I had the first pick in the NFL draft at a time when the World Football League was competing with the NFL. Here was a player at a critical quarterback position, with movie star looks, and we got the largest first contract in National Football League history.

Berkeley was laid back in those days when it came to sports, so imagine my surprise when we landed in Atlanta the night prior to the signing and there were klieg lights flashing in the sky like a movie premier.

A huge crowd was pressed up against a police line. The first thing we heard was, “We interrupt the Johnny Carson Show to bring you a special news bulletin. Steve Bartkowski and his attorney have arrived at the Atlanta airport and we are switching live for an in-depth interview.”

I looked at Steve sort of like Dorothy looked at Toto when they arrived in Munchkin Land and I said, “I guess we’re not in Berkeley anymore.”

CC: Star power.
LS: I saw the tremendous idol worship and veneration for athletes in communities across the country. That’s when the realization came that athletes could make an enormous difference in triggering imitated behavior and being role models if they would retrace their roots to the high school, collegiate and professional community. I could utilize the representation of athletes to make a significant difference in the world.

CC: Is making a difference in the world outside of athletics a serious part of the equation?
LS: Sports is an entertainment business. Athletes have an obligation to serve as role models and to understand that their public behavior will be scrutinized and if they are not interested in graciously signing autographs and forwarding themselves within the standards of responsible public behavior, then they can play on the sandlot.

Professional sports are not bread and butter on the table.
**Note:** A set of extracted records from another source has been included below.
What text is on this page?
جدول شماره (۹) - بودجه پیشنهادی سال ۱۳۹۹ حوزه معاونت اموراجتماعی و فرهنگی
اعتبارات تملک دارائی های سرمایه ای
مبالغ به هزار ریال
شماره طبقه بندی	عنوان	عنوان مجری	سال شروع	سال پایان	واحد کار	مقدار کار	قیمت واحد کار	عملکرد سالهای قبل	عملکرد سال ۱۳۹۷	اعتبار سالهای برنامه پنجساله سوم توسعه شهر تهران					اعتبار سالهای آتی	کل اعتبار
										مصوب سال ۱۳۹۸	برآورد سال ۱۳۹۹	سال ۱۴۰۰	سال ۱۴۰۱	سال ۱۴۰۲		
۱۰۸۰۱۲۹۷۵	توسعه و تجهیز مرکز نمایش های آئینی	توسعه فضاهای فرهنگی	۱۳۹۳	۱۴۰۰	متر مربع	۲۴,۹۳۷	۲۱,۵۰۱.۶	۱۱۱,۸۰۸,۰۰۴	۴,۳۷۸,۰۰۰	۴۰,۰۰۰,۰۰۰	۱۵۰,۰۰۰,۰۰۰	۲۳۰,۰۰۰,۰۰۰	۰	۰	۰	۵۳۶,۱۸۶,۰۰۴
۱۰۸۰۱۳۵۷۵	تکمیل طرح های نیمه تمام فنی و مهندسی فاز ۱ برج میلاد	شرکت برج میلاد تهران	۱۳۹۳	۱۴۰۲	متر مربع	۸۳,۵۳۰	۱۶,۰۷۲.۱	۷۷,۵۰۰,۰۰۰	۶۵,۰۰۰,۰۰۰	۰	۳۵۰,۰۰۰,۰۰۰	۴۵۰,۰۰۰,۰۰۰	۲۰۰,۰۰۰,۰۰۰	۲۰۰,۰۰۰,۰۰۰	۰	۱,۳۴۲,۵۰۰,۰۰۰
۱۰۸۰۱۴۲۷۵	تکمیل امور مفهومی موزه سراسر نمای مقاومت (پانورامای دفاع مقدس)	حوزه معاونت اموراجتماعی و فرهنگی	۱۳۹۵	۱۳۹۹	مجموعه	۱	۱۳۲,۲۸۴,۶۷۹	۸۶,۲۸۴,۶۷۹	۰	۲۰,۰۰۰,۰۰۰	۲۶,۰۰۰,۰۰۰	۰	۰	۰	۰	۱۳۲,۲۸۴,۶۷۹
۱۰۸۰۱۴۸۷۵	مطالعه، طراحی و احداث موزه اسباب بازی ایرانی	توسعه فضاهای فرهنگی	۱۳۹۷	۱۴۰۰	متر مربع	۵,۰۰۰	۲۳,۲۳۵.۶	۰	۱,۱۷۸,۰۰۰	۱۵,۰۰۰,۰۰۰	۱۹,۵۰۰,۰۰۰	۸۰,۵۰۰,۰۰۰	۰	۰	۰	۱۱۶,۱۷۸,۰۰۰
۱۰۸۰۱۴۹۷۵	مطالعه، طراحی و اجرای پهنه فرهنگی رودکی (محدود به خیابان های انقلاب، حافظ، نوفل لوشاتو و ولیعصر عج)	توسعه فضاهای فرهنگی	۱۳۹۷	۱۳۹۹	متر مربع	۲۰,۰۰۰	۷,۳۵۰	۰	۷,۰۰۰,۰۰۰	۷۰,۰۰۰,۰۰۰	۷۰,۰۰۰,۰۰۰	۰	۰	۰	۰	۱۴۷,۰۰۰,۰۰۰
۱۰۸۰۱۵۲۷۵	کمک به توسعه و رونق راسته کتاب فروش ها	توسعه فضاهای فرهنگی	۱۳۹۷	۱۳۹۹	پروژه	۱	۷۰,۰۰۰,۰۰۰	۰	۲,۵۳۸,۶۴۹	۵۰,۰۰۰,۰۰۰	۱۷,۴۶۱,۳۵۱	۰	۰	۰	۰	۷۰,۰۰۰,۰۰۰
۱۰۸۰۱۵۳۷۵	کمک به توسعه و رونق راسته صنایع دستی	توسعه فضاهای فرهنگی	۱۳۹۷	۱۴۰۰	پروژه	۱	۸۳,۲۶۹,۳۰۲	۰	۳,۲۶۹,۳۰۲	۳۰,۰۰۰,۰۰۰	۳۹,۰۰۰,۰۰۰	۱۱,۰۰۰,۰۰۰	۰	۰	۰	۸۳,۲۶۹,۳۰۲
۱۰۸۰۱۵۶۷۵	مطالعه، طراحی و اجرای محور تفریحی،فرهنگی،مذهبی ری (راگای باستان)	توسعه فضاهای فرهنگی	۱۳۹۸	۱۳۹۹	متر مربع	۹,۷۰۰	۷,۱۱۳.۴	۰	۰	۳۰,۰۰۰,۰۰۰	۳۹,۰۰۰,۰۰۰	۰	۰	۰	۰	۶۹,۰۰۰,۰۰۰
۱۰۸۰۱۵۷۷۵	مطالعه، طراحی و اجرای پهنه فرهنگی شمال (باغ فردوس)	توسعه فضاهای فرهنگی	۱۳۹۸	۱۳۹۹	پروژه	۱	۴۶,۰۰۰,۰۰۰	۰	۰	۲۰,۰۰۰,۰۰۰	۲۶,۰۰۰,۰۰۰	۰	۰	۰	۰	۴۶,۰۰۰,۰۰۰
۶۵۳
It’s not transportation. It’s a discretionary, entertainment expenditure. If you force feed fans with an unremitting diet of negative headlines, it pushes them away.

I’ve been successful if I’ve been able to stimulate the best values and career arc that fulfills the best hopes and dreams of an athlete. It is not just economics.

CC: The issue of steroids in sports?
LS: I think the American public loves the fall of the high and mighty, but they also have a great capacity for forgiveness. Mark McGwire is, essentially, a sympathetic figure. He’s always been considered a nice guy. He does many acts of kindness off the field. So when an athlete is in crisis and they are willing to come out and state the correct standard of public behavior, then to apologize to his family, relevant constituencies, to the teammates, to the organization, to the fans who admired them and then, if relevant, to affirm that they have taken steps to prevent a reoccurrence, the response is positive.

There was one comment McGwire made that was not helpful, which was a statement that the supplement or steroid didn’t enhance his playing ability. The key is to fess up to one’s guilt. If you do that, having taken the steps I just indicated, it’s then possible for the athlete to move on.

CC: The response from an embattled athlete needs to be fast?
LS: Yes. One issue is to not let any time pass. Another issue is to not equivocate. They need to own the behavior and apologize. There is a very powerful celebrity-making machine in this country that focuses on people and their behavior. It’s made up of talk shows, TMZ-type investigative shows, the Internet, blogs, People and US magazines, the National Enquirer. The problem from the standpoint of a celebrity, if a story gets caught up in that machine, is that the average person will see and/or hear that story 20 times a day, over and over again.